The UK Treasury announced this week that Chancellor Gordon Brown will be delivering his Budget Report speech to the House of Commons on March 22.

In his pre-budget report, delivered last December, Mr Brown lowered his forecast for growth to 1.75% per cent, and doubled the supplementary tax on North Sea oil companies to 20%, raising GBP3bn in extra revenue.

He also announced that the zero tax rate for small companies is to be scrapped, costing many companies an extra GBP1,900 a year. However, R&D tax credits will be extended, and the enhanced 50% first year allowance for small business investment in plant and machinery will be reintroduced for the period 1st April 2006 to 31st March 2007.

Responding to cries of anguish from the film production sector, the Chancellor revealed in December that there will be a new film tax credit worth up to 16% to big-budget productions and 20% for smaller films.

He additionally stated that further clampdowns on tax planning schemes are in the pipeline, including a focus on accounting for non-commercial capital losses.

Meanwhile, figures released by the Office of National Statistics earlier this month revealed that the Treasury had received GBP21.1 billion more in tax than it spent during January, which, according to the ONS, represented the largest monthly surplus since modern records began in 1984.

Although January is traditionally a strong month for tax receipts in the UK, revenues nonetheless were 14% higher last month compared with January 2005, driven by an unusually large 52% increase in corporate tax revenues, which totaled GBP10.8 billion.

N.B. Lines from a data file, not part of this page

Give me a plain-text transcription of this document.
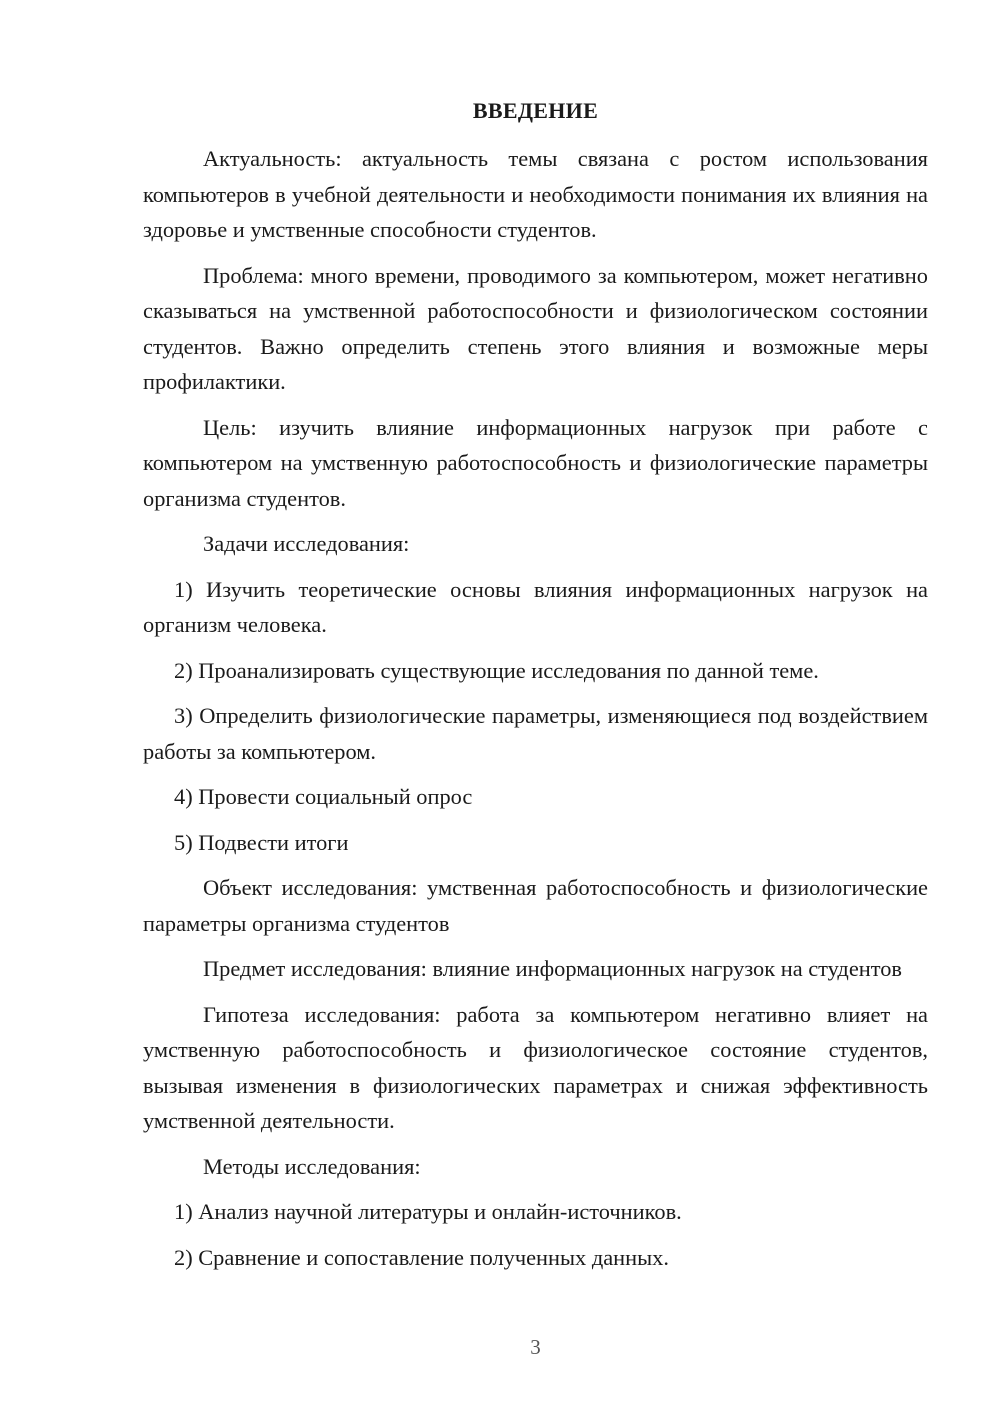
ВВЕДЕНИЕ

Актуальность: актуальность темы связана с ростом использования компьютеров в учебной деятельности и необходимости понимания их влияния на здоровье и умственные способности студентов.

Проблема: много времени, проводимого за компьютером, может негативно сказываться на умственной работоспособности и физиологическом состоянии студентов. Важно определить степень этого влияния и возможные меры профилактики.

Цель: изучить влияние информационных нагрузок при работе с компьютером на умственную работоспособность и физиологические параметры организма студентов.

Задачи исследования:

1) Изучить теоретические основы влияния информационных нагрузок на организм человека.

2) Проанализировать существующие исследования по данной теме.

3) Определить физиологические параметры, изменяющиеся под воздействием работы за компьютером.

4) Провести социальный опрос

5) Подвести итоги

Объект исследования: умственная работоспособность и физиологические параметры организма студентов

Предмет исследования: влияние информационных нагрузок на студентов

Гипотеза исследования: работа за компьютером негативно влияет на умственную работоспособность и физиологическое состояние студентов, вызывая изменения в физиологических параметрах и снижая эффективность умственной деятельности.

Методы исследования:

1) Анализ научной литературы и онлайн-источников.

2) Сравнение и сопоставление полученных данных.

3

As a result, the public sector ran a surplus of GBP12.6 billion last month - the highest since January 2000. After 10 months of the financial year the deficit stands at GBP29.8 and Mr Brown now looks on course to meet his forecast of a GBP37 billion deficit with two months of the fiscal year remaining.

According to analysts, the bumper revenue harvest alleviates fears that the Chancellor will be forced to increase taxation to cover his spending and borrowing commitments, and he is likely to continue to meet his self-imposed Golden Rule of borrowing only to invest rather than to cover recurrent expenditure.